The event was so important to two Dublin, Ohio, students that they skipped graduation to attend.

“The state championship is the last time I’ll be able to compete as a member of team 1014,” said senior Saajan Patel of Coffman High School in Dublin, just west of Columbus. “And although I’ll be able to come back and mentor the students next year, it will never be the same high-octane and adrenaline-fueled game for me.”

Fellow teammate Steve Riley-Popovitch also skipped graduation for the state championship. He said, “My passion for robotics outweighs the importance of my high school graduation ceremony.”
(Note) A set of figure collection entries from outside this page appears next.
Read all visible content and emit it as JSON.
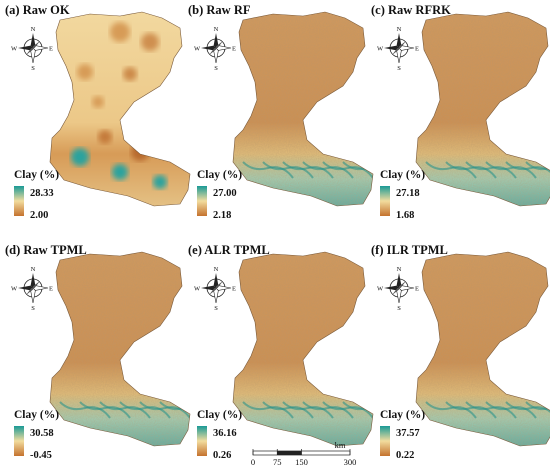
{
  "legend_title": "Clay (%)",
  "compass": {
    "n": "N",
    "s": "S",
    "e": "E",
    "w": "W"
  },
  "colors": {
    "high": "#1a9a96",
    "mid": "#f2dc9e",
    "low": "#c4722e"
  },
  "panels": [
    {
      "id": "a",
      "title": "(a) Raw OK",
      "max": "28.33",
      "min": "2.00",
      "style": "ok"
    },
    {
      "id": "b",
      "title": "(b) Raw RF",
      "max": "27.00",
      "min": "2.18",
      "style": "rf"
    },
    {
      "id": "c",
      "title": "(c) Raw RFRK",
      "max": "27.18",
      "min": "1.68",
      "style": "rf"
    },
    {
      "id": "d",
      "title": "(d) Raw TPML",
      "max": "30.58",
      "min": "-0.45",
      "style": "rf"
    },
    {
      "id": "e",
      "title": "(e) ALR TPML",
      "max": "36.16",
      "min": "0.26",
      "style": "rf"
    },
    {
      "id": "f",
      "title": "(f) ILR TPML",
      "max": "37.57",
      "min": "0.22",
      "style": "rf"
    }
  ],
  "scalebar": {
    "unit": "km",
    "ticks": [
      "0",
      "75",
      "150",
      "300"
    ]
  }
}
During the tournament, both team members were awarded their diplomas by coach Greg King, also the school’s computer science teacher.

OhioFIRST is an acronym: For Inspiration and Recognition of Science and Technology.

Thurgood Marshall team members, as hosts, couldn’t participate, but they served as volunteers.

“We laid out the pit and playing field, did all the preparation work on Friday, then worked the concession stands and helped other teams with their robots on Saturday,” said senior Sade Foster, a four-year member of Thurgood Marshall’s CougarBots. Foster, co-captain of CougarBots this year, said the team “got me more into engineering and math.” She’s heading to Oakwood University in Huntsville, Ala., to become a math teacher.

The only other Dayton area team at the championship was Innovators Robotics, a community team based in Vandalia with members from Vandalia-Butler, Northmont, Wayne, Oakwood, Troy, Ohio Virtual Academy, Dayton Regional STEM and Versailles high schools. Team members work closely with the CougarBots

“We were at Thurgood Marshall for the tournament at 7 a.m., and left at 6 p.m.,” said Dayton Regional STEM School sophomore Colleen Fulton of the Innovators. Fulton, who started in robotics at a Lego robotics camp, then joined FIRST Lego League for three years, said “when I found out about this team, I went from Legos to metal in high school, and learned so much. Now, I want to be a mechanical engineer.”

OhioFIRST chairwoman Kathy Gerber said, “This year’s ‘Recycle Rush’ challenge was to build and program robots that stacked totes on scoring platforms, capping those stacks with recycling containers, properly disposing of pool noodles that represented litter.”

Teams receive the challenge with just six weeks to build and program their robots to their task with the help of volunteer mentors. “We worked after school every night from 6-10 p.m. to get ours built,” said Fulton.

State champion winners of the May 30 tournament came from Mansfield, Columbus and Centerburg (in Knox County, northeast of Columbus), but that didn’t discourage local team members and coaches, who feel that the cooperation among teams is invaluable.

Henry Noble, CougarBots coach, oversees the robotics program and Math & Science Club at Thurgood Marshall and was project manager for the FIRST Robotics tournament. He observed that many students receive scholarships based on their work with robotics and “From my perspective, there could never be too many robotics competitions.”